Placement and maintenance of indwelling urethral catheters5
For all site cleansing, wear examination gloves and use sterile gauze sponges to cleanse, alternating between an appropriate dilute skin antiseptic (e.g., chlorhexidine scrub diluted with sterile saline to 0.5–2% chlorhexidine, 1:200 povidone iodine/sterile saline) and sterile saline.
- Clip hair on prepuce and surrounding ventral abdomen. Shorten nearby long hair.
- Cleanse the area, using at least three scrubs with each solution.
- Flush the prepuce three to five times with 2–12 mL of dilute skin antiseptic (volume depends on size of dog) using a sterile syringe.
- Assistant wearing clean examination gloves should exteriorize the penis. Cleanse of any gross exudates, then cleanse the entire area, using at least three wipes with each solution. Flush with 2–5 mL dilute skin antiseptic.
- Cleanse vulva and perivulvar area, using at least three scrubs with each solution.
- Flush the vaginal vault three to five times with 0.5–12 mL dilute skin antiseptic (volume depends on size of animal) using a sterile syringe.
- Place a sterile fenestrated drape over the work area.
- Perform hand hygiene and put on sterile gloves.
- Test the bulbs of Foley catheters before placement.
- Coat the distal catheter with sterile lubricating jelly from a single-use packet and place the catheter using sterile technique.
- Immediately connect a sterile closed collection system.
- Anchor the catheter to prevent displacement and place an Elizabethan collar on the animal.

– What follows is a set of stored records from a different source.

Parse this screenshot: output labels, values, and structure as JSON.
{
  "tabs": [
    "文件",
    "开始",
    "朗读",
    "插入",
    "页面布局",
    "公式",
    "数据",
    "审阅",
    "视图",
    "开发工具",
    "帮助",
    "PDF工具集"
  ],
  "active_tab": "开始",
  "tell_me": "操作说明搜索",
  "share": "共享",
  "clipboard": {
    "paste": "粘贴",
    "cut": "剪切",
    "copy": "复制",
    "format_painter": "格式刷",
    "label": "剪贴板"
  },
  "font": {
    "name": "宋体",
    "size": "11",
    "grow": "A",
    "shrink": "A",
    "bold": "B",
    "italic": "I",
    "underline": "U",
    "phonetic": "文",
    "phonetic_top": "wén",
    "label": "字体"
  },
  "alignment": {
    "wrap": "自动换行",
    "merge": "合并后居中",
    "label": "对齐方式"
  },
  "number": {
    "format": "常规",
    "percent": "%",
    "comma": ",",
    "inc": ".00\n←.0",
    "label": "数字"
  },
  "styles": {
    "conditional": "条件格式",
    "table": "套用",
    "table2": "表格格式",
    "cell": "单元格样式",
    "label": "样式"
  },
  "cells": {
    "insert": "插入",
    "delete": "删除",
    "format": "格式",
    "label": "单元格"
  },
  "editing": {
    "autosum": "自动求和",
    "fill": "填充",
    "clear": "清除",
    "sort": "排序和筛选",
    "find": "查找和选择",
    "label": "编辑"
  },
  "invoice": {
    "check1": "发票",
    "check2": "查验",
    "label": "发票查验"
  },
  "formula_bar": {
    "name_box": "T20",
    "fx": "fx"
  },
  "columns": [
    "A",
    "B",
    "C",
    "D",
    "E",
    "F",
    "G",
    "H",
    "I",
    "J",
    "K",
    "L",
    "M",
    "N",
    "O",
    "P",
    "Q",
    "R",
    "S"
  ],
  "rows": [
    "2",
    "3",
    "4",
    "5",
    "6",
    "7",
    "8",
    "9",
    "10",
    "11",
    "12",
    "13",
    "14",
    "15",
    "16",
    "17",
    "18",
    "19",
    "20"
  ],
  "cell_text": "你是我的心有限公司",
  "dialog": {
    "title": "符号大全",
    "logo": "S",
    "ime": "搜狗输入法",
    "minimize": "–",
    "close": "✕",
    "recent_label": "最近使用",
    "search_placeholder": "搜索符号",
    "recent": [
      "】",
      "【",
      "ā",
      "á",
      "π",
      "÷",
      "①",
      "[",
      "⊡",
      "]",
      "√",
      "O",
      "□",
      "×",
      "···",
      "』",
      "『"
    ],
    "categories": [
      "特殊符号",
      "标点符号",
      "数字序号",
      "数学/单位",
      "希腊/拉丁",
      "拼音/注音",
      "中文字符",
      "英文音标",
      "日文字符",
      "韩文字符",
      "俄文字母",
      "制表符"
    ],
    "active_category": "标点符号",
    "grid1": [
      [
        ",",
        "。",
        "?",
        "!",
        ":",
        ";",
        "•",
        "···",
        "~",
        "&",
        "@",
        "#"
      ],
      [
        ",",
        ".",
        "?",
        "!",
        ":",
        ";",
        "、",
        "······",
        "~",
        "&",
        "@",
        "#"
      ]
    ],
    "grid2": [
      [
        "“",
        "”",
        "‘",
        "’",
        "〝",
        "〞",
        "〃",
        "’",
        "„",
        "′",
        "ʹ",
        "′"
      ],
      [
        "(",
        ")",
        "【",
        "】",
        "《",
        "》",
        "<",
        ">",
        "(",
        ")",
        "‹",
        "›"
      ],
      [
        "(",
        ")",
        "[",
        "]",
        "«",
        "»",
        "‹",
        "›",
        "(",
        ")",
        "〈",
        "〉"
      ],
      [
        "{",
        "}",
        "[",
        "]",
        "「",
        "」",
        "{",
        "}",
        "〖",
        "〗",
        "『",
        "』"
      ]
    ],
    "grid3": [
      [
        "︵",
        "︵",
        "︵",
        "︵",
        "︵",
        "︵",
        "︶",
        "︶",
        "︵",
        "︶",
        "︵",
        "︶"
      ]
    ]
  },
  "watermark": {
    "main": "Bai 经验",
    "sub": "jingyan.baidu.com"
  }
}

Daily maintenance of indwelling catheters
Perform hand hygiene and put on sterile gloves. Clean at the junction of the patient and the external portion of the catheter every 24 hr with sterile gauze sponges, alternating between dilute skin antiseptic solution and sterile saline (greater than or equal to three scrubs with each solution).
Managing the closed collection system
- Do not administer prophylactic antimicrobials; these increase the risk of hospital-acquired resistant infections and have not been shown to prevent infection. Give antimicrobials only for documented infection.
- Position collection bags lower than the animal to allow urine to flow by gravity. Prevent retrograde flow of urine from the collection bag back into the patient because this may cause iatrogenic urinary tract infection with resistant organisms. The collection system clamp should be closed when the patient is moved or walked and immediately reopened once the collection bag is again lower than the patient. Check patency of the tubing hourly.
- Culturing the urine (via cystocentesis) at the time of catheter removal is only indicated if there is evidence of cystitis. Urine culture results drawn from indwelling catheters (not recommended) should be interpreted with caution. Do not culture the tip of a removed catheter.